The organisation had, last year, said the global financial crisis would heal faster in the advanced economies, while the developing economies would continue to grapple with growth as ‘innocent victims’.


It said in the latest update that growth in developing and emerging economies would rise to 6 per cent during the year following a modest 2 per cent in 2009.


For the advanced economies, it predicts that output would expand by 2 per cent during the year following a sharp decline in output in 2009.


’’The new forecast reflects an upward revision of 3.4 percentage point. In 2011, growth was projected to edge up further to 2.5 per cent….In spite of the revision, the recovery in advanced economies is still expected to be weak by historical standards, with real output remaining below its pre-crisis level until late 2011.’’ The data showed


The IMF said high unemployment rates and public debt, as well as not-fully-healed financial systems, and in some countries weak household balance sheets, are presenting further challenges to the recovery in some economies.

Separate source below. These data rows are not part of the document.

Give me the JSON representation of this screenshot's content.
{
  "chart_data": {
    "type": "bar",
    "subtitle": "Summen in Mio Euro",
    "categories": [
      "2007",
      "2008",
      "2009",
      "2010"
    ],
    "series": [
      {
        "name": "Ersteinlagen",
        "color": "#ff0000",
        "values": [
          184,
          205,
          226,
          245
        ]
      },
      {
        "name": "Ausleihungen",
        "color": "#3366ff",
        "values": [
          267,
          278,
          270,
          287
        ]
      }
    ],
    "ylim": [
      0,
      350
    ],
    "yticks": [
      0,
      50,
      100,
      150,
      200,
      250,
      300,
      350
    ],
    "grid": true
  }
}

It said the 6 per cent growth forecast for developing and emerging economies was an upward revision of almost 1 per cent point, adding that in 2011, the output might accelerate further.

The organisation further said that the financial conditions in many economies had improved, with banks now less reliant on central banks’ emergency facilities and government guarantees.


On capital markets, the IMF said equity markets had rebounded, while corporate bond issuance had reached record levels, amid a reopening of most high-yield markets.


According to the IMF, commodity prices, such as fuel, will rise a bit further, supported by the strength of global demand, especially from emerging economies while other non-fuel commodity prices will rise modestly.